Someone who has repeatedly heard from ASCAP is Al Flores, former proprietor of Big Al’s, a spot that he ran just for fun. A few years ago, Flores, a personal injury and criminal attorney by day, was slapped with a lawsuit by ASCAP and settled out of court. Flores says ASCAP representatives visited his bar and told him he would need to pay fees for the jukebox. (Flores later found out that this was untrue, and that the jukebox company already pays that cost.) Then, the reps secretly crept out of the night and into the bar during karaoke and noted that two ASCAP-protected songs were played, carrying a $3,000 fee per song. A few days later, they filed a lawsuit for the violations, which included three years back pay and attorney fees. Flores ended up paying $11,000 to dump the lawsuit because, he says, “I didn’t think I had a chance of winning because the law is pretty cut-and-dried.” Flores says that the fine he paid to ASCAP contributed to the bar’s closing.
But get this. After Flores’ legal beat-down at the hands of ASCAP, they tried to recruit him to come on board to help locate local venues that violate ASCAP policies. “I politely declined by telling them to go fuck themselves,” says an obviously-still peeved Flores. (Repeated calls and e-mails by New Times to ASCAP regarding this lawsuit were not returned.)
From a legal standpoint, local club owners can’t really do much except try to establish that they’re not hosting performances of copyrighted songs. And as attorney John Hay points out, “It’s very difficult to prove that you’re not [playing copyrighted material].”

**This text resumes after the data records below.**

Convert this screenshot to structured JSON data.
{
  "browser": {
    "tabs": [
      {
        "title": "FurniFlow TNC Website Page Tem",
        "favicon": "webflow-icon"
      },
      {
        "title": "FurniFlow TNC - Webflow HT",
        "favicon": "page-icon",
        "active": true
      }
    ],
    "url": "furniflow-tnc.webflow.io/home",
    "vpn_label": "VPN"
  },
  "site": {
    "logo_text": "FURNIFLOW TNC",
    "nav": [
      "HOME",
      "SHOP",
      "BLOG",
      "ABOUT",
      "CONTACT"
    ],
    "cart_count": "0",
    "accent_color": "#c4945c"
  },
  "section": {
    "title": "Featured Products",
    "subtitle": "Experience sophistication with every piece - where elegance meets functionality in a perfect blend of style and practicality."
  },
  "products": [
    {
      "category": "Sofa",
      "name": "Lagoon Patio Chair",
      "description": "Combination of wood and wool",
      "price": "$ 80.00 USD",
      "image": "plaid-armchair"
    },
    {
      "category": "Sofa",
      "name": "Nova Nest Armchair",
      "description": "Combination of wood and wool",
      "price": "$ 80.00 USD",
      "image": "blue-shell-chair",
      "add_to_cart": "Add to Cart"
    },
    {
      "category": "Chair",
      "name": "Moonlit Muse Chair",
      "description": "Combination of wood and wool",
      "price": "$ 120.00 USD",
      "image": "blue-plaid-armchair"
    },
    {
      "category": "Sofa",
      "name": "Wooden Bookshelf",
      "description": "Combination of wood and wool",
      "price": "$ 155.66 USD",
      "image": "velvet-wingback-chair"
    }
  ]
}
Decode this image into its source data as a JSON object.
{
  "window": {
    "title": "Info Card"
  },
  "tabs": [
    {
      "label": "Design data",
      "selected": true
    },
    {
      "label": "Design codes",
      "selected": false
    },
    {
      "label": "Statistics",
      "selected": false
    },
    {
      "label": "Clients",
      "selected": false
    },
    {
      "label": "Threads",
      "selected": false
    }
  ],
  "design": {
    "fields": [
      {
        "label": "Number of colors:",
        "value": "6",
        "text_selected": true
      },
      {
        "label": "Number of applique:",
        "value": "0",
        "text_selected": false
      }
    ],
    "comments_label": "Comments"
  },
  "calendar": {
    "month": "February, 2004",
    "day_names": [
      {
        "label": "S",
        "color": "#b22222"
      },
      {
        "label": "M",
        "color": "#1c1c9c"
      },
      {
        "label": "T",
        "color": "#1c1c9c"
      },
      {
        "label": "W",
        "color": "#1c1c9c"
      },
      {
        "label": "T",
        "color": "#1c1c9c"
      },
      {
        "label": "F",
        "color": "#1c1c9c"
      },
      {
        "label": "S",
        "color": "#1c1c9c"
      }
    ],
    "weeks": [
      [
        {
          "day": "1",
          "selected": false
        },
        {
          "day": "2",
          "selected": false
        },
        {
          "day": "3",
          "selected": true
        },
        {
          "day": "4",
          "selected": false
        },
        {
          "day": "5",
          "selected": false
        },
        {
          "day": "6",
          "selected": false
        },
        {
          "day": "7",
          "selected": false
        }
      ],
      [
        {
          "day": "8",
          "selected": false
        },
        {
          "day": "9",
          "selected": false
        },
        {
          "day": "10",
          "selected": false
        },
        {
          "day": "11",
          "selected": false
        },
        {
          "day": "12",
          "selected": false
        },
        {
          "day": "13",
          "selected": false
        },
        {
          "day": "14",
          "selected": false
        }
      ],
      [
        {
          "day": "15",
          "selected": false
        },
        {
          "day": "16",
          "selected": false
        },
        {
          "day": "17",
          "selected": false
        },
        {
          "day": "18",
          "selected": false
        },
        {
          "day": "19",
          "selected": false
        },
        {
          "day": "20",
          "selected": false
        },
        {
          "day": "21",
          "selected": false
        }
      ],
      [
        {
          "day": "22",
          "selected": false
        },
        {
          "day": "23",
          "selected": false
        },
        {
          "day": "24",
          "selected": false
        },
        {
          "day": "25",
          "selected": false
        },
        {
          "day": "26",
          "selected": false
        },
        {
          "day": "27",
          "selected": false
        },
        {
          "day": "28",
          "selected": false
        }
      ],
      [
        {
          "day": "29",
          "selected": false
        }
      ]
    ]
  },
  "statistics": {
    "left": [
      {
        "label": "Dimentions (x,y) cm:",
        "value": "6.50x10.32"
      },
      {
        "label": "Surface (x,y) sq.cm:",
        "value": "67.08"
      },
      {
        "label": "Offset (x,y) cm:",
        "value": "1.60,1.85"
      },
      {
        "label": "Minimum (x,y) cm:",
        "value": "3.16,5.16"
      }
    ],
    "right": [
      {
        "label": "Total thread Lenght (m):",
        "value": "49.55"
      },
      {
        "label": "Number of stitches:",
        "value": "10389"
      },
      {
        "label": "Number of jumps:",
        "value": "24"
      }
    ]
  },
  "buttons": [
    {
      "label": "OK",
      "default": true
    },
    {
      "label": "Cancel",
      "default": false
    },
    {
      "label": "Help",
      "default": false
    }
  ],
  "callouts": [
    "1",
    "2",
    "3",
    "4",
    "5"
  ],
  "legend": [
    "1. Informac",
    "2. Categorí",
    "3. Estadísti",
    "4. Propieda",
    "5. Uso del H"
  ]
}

Perhaps the next best thing venue owners can do is laugh in the faces of these corporations’ hired guns when they make their rounds. Recalling the night two ASCAP suits came into Trunk Space, Carrico says, “We told them that we mainly dealt with avant-garde and experimental music and that we didn’t play any copywritten material. They told us that Frank Zappa was covered under ASCAP, which we all laughed at. They kind of got more uncomfortable as we were laughing at them. Then [Trunk Space co-owner] JRC said that we once had someone drag a metal table across the floor with contact mics and asked, ‘Could someone really copyright that?’”
At least some venue owners see the humor in the whole thing.